4. Testimony regarding undisclosed matters. The plaintiff argues that allowing testimony regarding the drivers knowledge of the incident amounted to “trial by ambush” because the defendant never disclosed what the driver knew about the incident. The driver testified generally that “[a]s far as I can recall, no accidents happened” on the date in question. To support her argument, the plaintiff also states that the defendant failed to identify the driver of the bus for over five years.

3

To show a “trial by ambush,” the plaintiff is required to show that the delay in receiving the information caused prejudice. Hawkins v. Hawkins, 397 Mass. 401, 407 n.5 (1986). Here, discovery remained open for a period of time after the plaintiff became aware of the identity of the driver and the plaintiff had ample opportunity to depose the bus driver and determine whether the driver did or did not have knowledge of the incident. The idea that the plaintiff was “ambushed” by the drivers testimony is even less persuasive where the driver is listed as the plaintiffs witness in a pretrial memorandum. Because the plaintiff cannot show what prejudice was suffered, this does not amount to “trial by ambush” and we hold the judge did not abuse his discretion by allowing this testimony.

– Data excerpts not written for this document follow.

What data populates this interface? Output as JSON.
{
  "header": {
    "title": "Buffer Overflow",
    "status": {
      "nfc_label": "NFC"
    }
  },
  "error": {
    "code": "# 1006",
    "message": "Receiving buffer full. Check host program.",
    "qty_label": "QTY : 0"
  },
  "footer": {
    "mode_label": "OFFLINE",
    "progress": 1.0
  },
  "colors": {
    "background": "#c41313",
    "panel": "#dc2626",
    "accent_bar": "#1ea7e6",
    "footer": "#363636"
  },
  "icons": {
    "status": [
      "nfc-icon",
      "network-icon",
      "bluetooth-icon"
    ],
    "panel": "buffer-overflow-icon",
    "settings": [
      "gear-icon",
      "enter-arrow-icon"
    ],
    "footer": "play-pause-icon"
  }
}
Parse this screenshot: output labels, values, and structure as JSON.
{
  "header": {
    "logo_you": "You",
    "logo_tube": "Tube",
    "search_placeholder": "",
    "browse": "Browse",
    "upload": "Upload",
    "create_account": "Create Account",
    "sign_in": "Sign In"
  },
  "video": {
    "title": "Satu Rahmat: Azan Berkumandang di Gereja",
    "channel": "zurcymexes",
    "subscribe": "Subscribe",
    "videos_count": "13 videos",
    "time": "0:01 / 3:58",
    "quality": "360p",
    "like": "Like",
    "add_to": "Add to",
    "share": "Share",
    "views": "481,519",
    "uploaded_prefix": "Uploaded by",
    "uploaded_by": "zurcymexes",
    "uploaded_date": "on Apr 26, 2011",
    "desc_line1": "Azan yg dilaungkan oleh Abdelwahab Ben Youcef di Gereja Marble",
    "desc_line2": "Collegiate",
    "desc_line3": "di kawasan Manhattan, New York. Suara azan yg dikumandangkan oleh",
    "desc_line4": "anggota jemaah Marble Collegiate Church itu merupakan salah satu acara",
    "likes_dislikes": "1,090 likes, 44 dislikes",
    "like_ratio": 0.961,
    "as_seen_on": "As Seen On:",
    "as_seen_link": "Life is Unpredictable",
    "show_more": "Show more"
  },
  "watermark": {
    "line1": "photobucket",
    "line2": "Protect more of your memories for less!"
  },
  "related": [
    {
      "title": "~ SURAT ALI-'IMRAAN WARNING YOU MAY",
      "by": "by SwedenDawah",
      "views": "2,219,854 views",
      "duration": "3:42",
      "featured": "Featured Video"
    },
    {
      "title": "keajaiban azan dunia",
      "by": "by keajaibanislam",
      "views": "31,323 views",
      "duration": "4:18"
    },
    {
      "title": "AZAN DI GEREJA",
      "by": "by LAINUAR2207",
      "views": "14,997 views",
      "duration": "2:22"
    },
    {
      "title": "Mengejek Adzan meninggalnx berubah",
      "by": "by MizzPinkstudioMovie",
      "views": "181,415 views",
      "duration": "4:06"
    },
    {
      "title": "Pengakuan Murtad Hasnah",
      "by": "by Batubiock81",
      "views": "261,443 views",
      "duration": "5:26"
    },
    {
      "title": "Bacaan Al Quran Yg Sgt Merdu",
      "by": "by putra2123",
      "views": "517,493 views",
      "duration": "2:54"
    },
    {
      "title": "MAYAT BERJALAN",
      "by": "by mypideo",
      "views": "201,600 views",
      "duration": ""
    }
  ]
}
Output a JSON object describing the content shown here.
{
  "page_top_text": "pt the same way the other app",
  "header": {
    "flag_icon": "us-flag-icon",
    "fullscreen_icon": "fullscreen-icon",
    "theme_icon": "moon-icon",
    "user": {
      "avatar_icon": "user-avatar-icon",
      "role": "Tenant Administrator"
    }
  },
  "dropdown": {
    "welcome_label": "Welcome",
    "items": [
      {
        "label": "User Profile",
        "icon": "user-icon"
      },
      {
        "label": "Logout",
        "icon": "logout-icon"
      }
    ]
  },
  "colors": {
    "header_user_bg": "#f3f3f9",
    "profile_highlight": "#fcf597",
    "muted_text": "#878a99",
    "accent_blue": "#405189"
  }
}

5. Closing argument. The plaintiffs final argument is that the judge improperly limited her closing by preventing her from stating that the preponderance of the evidence standard meant the plaintiff had to show any evidence over “50.0000000001” percent, evidence that is “slightly over the 50 yard line,” or evidence that causes “the scale [to] tip[ ] ever so slightly.” Although these explanations are technically correct summaries of the law, it is the judges duty to instruct the jury on the law and it was appropriate for him to limit statements that could have confused the jury about the burden of proof. Commonwealth v. Olmande, 84 Mass. App. Ct. 231, 241 n.4 (2013) (Agnes, J., concurring) (“[T]he Supreme Judicial Court consistently has endorsed the practice of judges exercising discretion to intervene, sua sponte, to prevent and correct improper closing arguments”).

Judgment affirmed.

Order denying motion for new trial affirmed.

FOOTNOTES

2

.   “If you find that the MBTA bus operator violated any safety statute, ordinance, regulation or rule applicable to him and that the eventual occurrence was one of the things that the statute or rule was designed to prevent, then the violation is some evidence of negligence on the part of the MBTA.”

3

.   The defendant informed the plaintiff of the drivers identity on February 7, 2018. Nothing in this decision should be taken to suggest we condone the time it took for the MBTA to identify the bus driver to the plaintiff.